To provide for flexible recovery from both planned and unplanned exceptions that disrupt replication, Data Replication records checkpoint information separately for the Extractor, Server Manager, and Applier. By recording checkpoint information for each of these components, Data Replication can prevent data loss and ensure data consistency across all of the replication stages.
Data Replication stores checkpoint information in SQLite databases. Data Replication creates a separate SQLite database for the Extractor, Server Manager, and Applier task, where the task runs. These SQLite databases are in addition to the SQLite databases that Data Replication uses to store configuration file and internal information for the Extractor, Applier, and InitialSync processing.
SQLite is installed as part of the Data Replication installation. Data Replication creates and maintains all of its SQLite databases.
The following events trigger Extractor checkpoints:
The Extractor reaches the end of a log file, which can be an Oracle archive or online redo log, a MySQL binary log,
or a SQL Server backup file
.
The Extractor reads all available records from the source database logs.
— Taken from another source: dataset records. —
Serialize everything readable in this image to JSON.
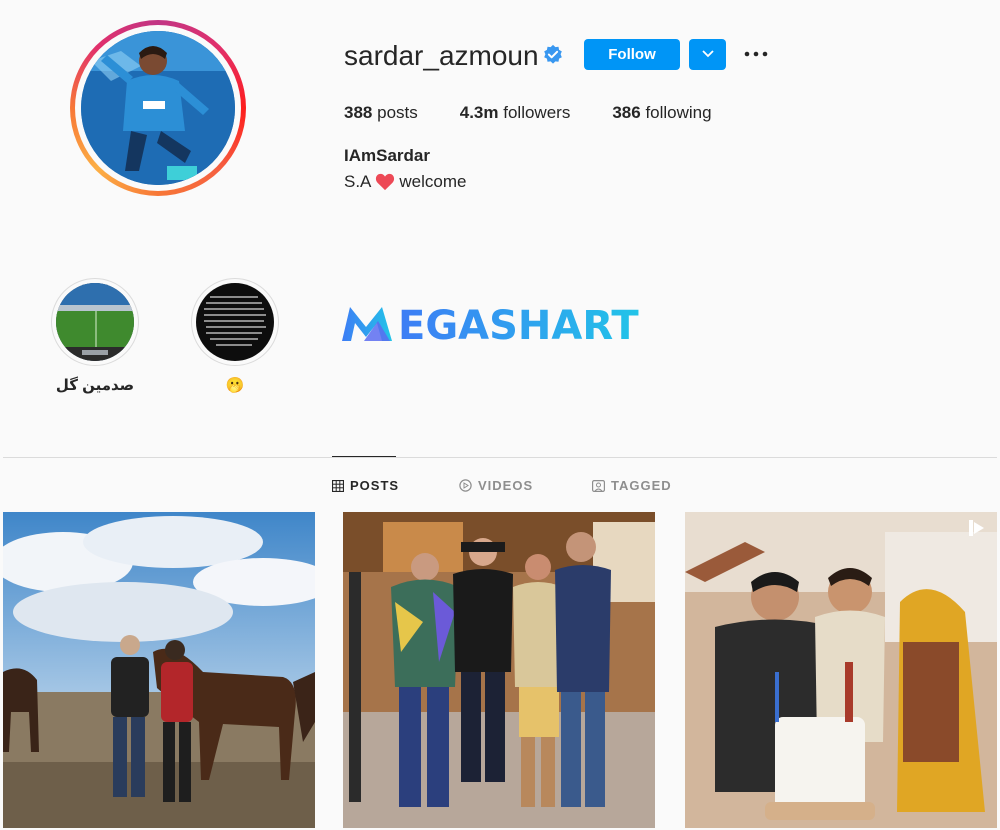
{
  "profile": {
    "username": "sardar_azmoun",
    "follow_label": "Follow",
    "stats": {
      "posts_value": "388",
      "posts_label": "posts",
      "followers_value": "4.3m",
      "followers_label": "followers",
      "following_value": "386",
      "following_label": "following"
    },
    "bio_name": "IAmSardar",
    "bio_prefix": "S.A",
    "bio_suffix": "welcome"
  },
  "highlights": [
    {
      "label": "صدمین گل"
    },
    {
      "label": "🫢"
    }
  ],
  "watermark": {
    "text": "EGASHART"
  },
  "tabs": [
    {
      "label": "POSTS",
      "icon": "grid-icon"
    },
    {
      "label": "VIDEOS",
      "icon": "play-circle-icon"
    },
    {
      "label": "TAGGED",
      "icon": "tag-icon"
    }
  ],
  "colors": {
    "accent": "#0095f6",
    "verified": "#3897f0",
    "heart": "#ed4956",
    "watermark": "#2aa6f0"
  }
}
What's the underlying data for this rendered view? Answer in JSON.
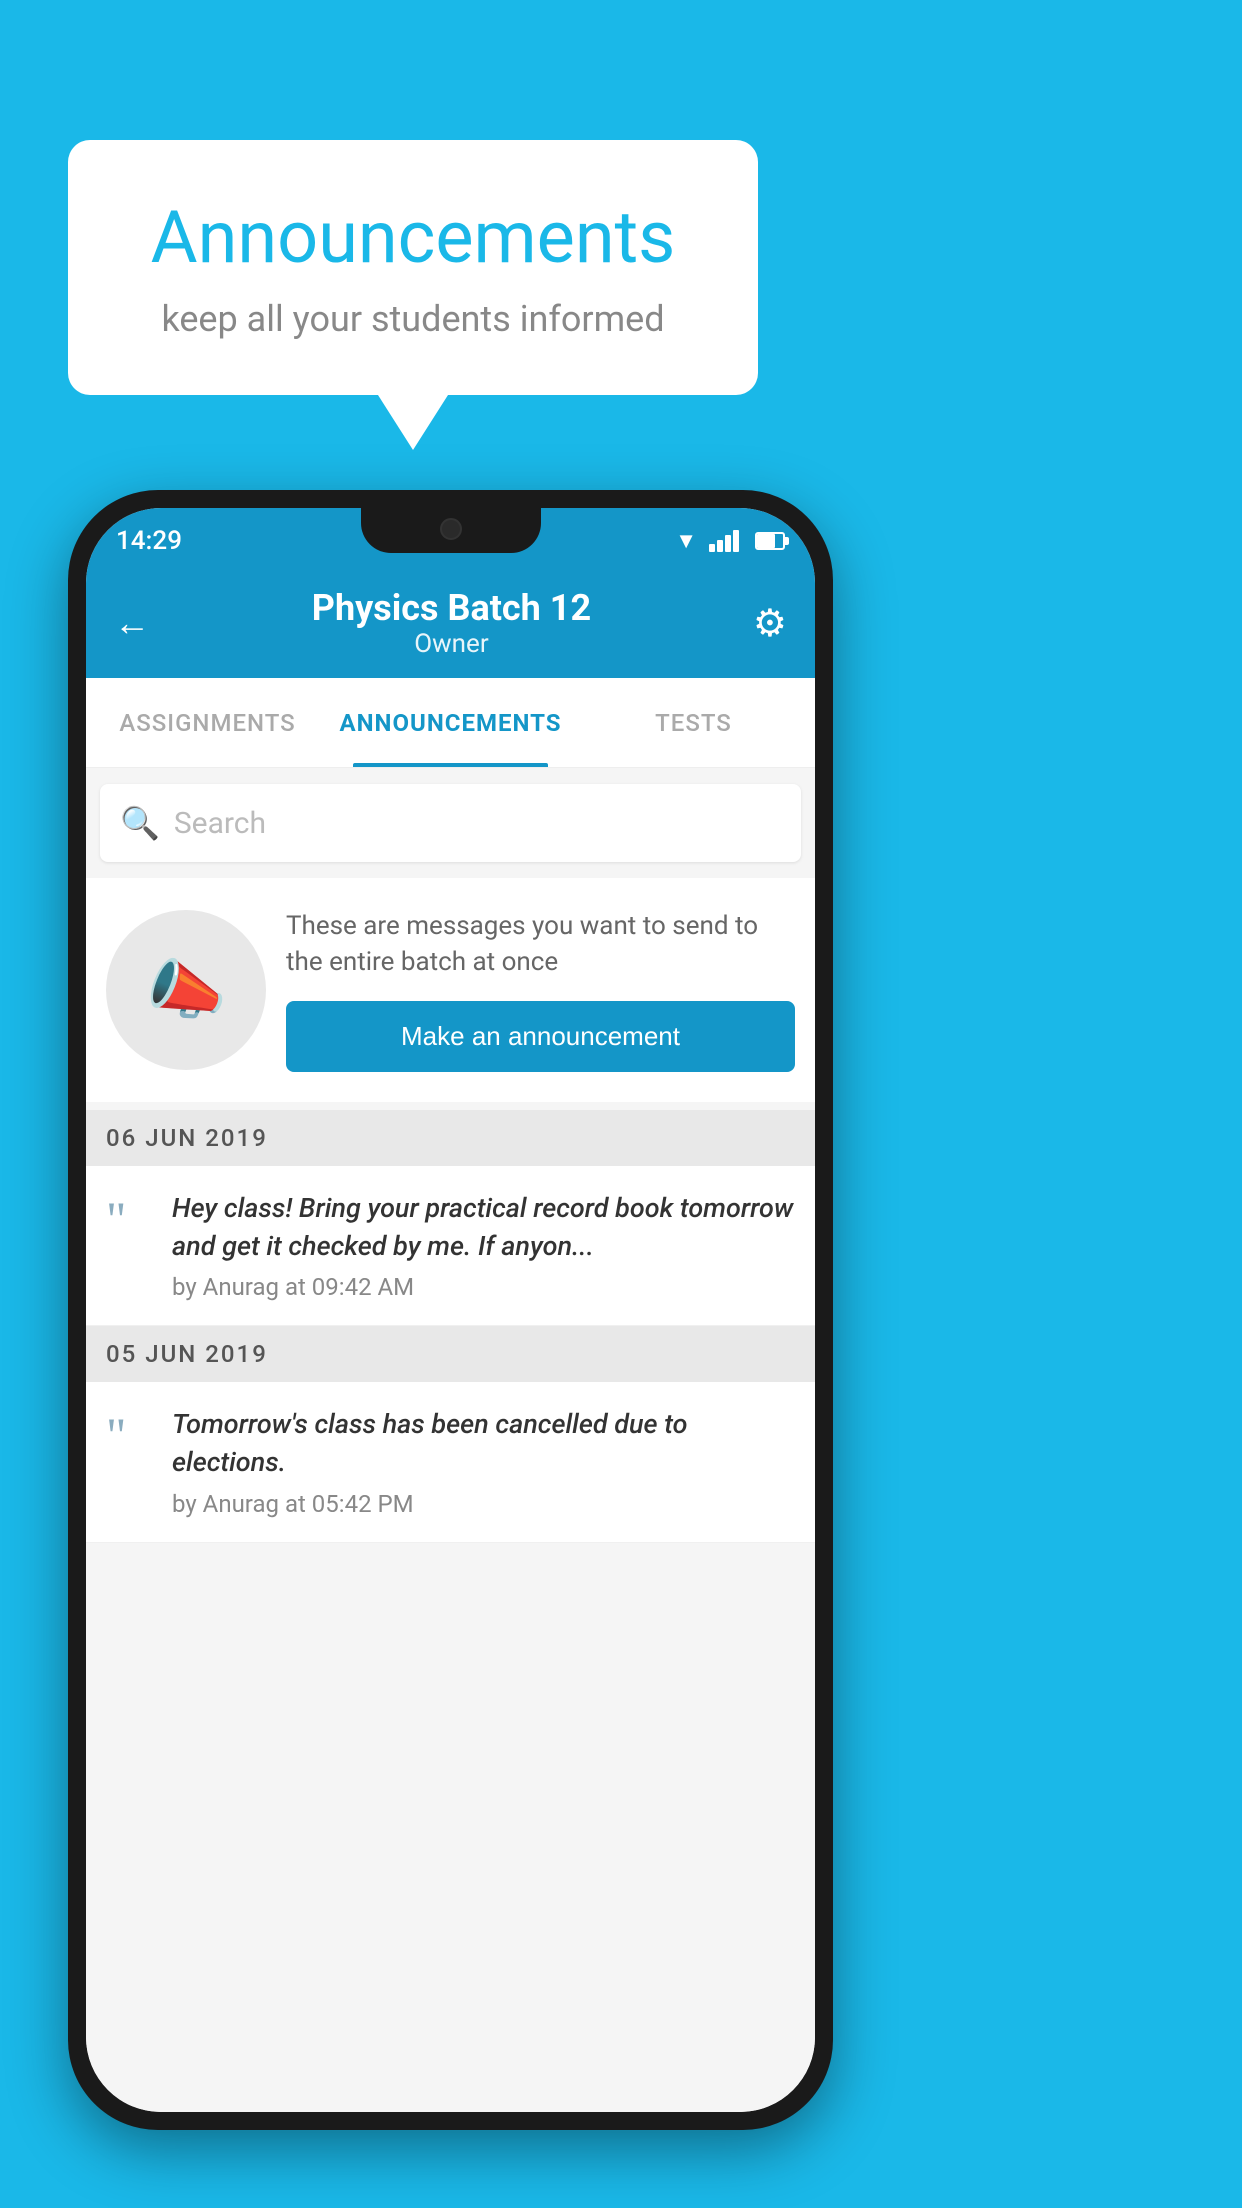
{
  "background_color": "#1ab8e8",
  "speech_bubble": {
    "title": "Announcements",
    "subtitle": "keep all your students informed"
  },
  "phone": {
    "status_bar": {
      "time": "14:29"
    },
    "app_bar": {
      "back_label": "←",
      "title": "Physics Batch 12",
      "subtitle": "Owner",
      "gear_label": "⚙"
    },
    "tabs": [
      {
        "label": "ASSIGNMENTS",
        "active": false
      },
      {
        "label": "ANNOUNCEMENTS",
        "active": true
      },
      {
        "label": "TESTS",
        "active": false
      }
    ],
    "search": {
      "placeholder": "Search"
    },
    "cta": {
      "description": "These are messages you want to send to the entire batch at once",
      "button_label": "Make an announcement"
    },
    "announcements": [
      {
        "date": "06  JUN  2019",
        "text": "Hey class! Bring your practical record book tomorrow and get it checked by me. If anyon...",
        "meta": "by Anurag at 09:42 AM"
      },
      {
        "date": "05  JUN  2019",
        "text": "Tomorrow's class has been cancelled due to elections.",
        "meta": "by Anurag at 05:42 PM"
      }
    ]
  }
}
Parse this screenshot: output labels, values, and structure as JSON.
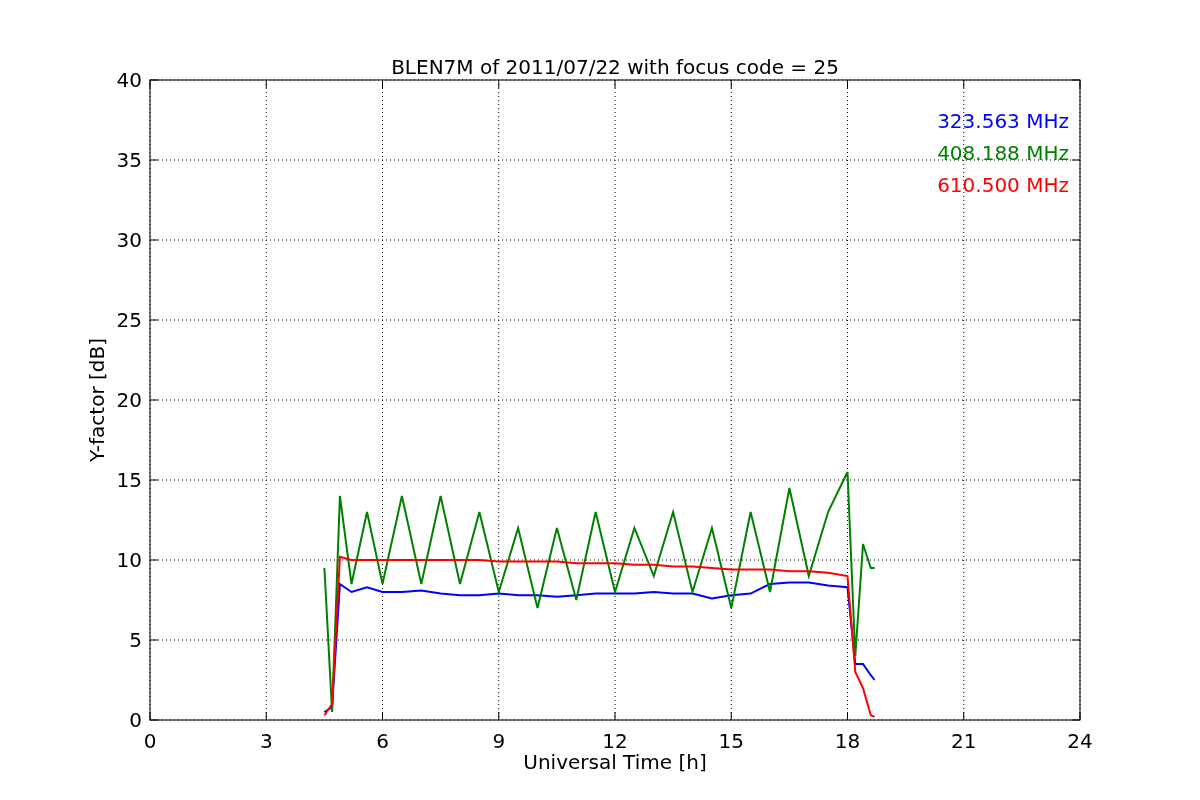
{
  "chart_data": {
    "type": "line",
    "title": "BLEN7M of 2011/07/22 with focus code = 25",
    "xlabel": "Universal Time [h]",
    "ylabel": "Y-factor [dB]",
    "x": [
      4.5,
      4.7,
      4.9,
      5.2,
      5.6,
      6,
      6.5,
      7,
      7.5,
      8,
      8.5,
      9,
      9.5,
      10,
      10.5,
      11,
      11.5,
      12,
      12.5,
      13,
      13.5,
      14,
      14.5,
      15,
      15.5,
      16,
      16.5,
      17,
      17.5,
      18,
      18.2,
      18.4,
      18.6,
      18.7
    ],
    "series": [
      {
        "name": "323.563 MHz",
        "color": "#0000ff",
        "values": [
          0.5,
          0.8,
          8.5,
          8,
          8.3,
          8,
          8,
          8.1,
          7.9,
          7.8,
          7.8,
          7.9,
          7.8,
          7.8,
          7.7,
          7.8,
          7.9,
          7.9,
          7.9,
          8,
          7.9,
          7.9,
          7.6,
          7.8,
          7.9,
          8.5,
          8.6,
          8.6,
          8.4,
          8.3,
          3.5,
          3.5,
          2.8,
          2.5
        ]
      },
      {
        "name": "408.188 MHz",
        "color": "#008000",
        "values": [
          9.5,
          0.5,
          14,
          8.5,
          13,
          8.5,
          14,
          8.5,
          14,
          8.5,
          13,
          8,
          12,
          7,
          12,
          7.5,
          13,
          8,
          12,
          9,
          13,
          8,
          12,
          7,
          13,
          8,
          14.5,
          9,
          13,
          15.5,
          4,
          11,
          9.5,
          9.5
        ]
      },
      {
        "name": "610.500 MHz",
        "color": "#ff0000",
        "values": [
          0.3,
          1,
          10.2,
          10,
          10,
          10,
          10,
          10,
          10,
          10,
          10,
          9.9,
          9.9,
          9.9,
          9.9,
          9.8,
          9.8,
          9.8,
          9.7,
          9.7,
          9.6,
          9.6,
          9.5,
          9.4,
          9.4,
          9.4,
          9.3,
          9.3,
          9.2,
          9,
          3,
          2,
          0.3,
          0.2
        ]
      }
    ],
    "grid": true,
    "xlim": [
      0,
      24
    ],
    "ylim": [
      0,
      40
    ],
    "xticks": [
      0,
      3,
      6,
      9,
      12,
      15,
      18,
      21,
      24
    ],
    "yticks": [
      0,
      5,
      10,
      15,
      20,
      25,
      30,
      35,
      40
    ]
  }
}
In Continuous mode, the Extractor ends a microcycle of the duration that is specified in the
Continuous Replication Latency
option.
For Microsoft SQL Server sources, the Extractor reads a chunk of a log file. The chunk size is specified by the
extract.mssql.checkpoint_size
parameter.
For DB2 for Linux, UNIX, and Windows sources, the Extractor reads a chunk of a log file. The chunk size is specified by the
extract.db2.checkpoint_size
parameter.
For Oracle sources, the Extractor tries to read an online redo log that the Oracle database overwrote with new data.
For Oracle source instances in a RAC environment, an Oracle instance stops and the Extractor processes all of the redo logs in the thread.
The following events trigger Applier checkpoints:
The Applier commits data to the target.
The Applier uses subtask threads to apply changes, and a thread that applies a primary key update writes a commit to the target.
For Apache Kafka targets, the Applier saves the sequence of the last change operation successfully sent to the target as a "checkpoint" to a checkpoint file, provided that you use the default guaranteed delivery mode. If you do not use guaranteed delivery, the Applier writes a checkpoint after each Commit operation. The checkpoint file must exist on the system where the Applier, the CDC Publisher, and a Server Manager instance (Main server or subserver) run. You can change the checkpoint file name or directory by editing the apply.kafka.kafka_checkpoint_file_name and apply.kafka.kafka_checkpoint_file_directory runtime parameters. By default, the checkpoint file name matches the configuration name.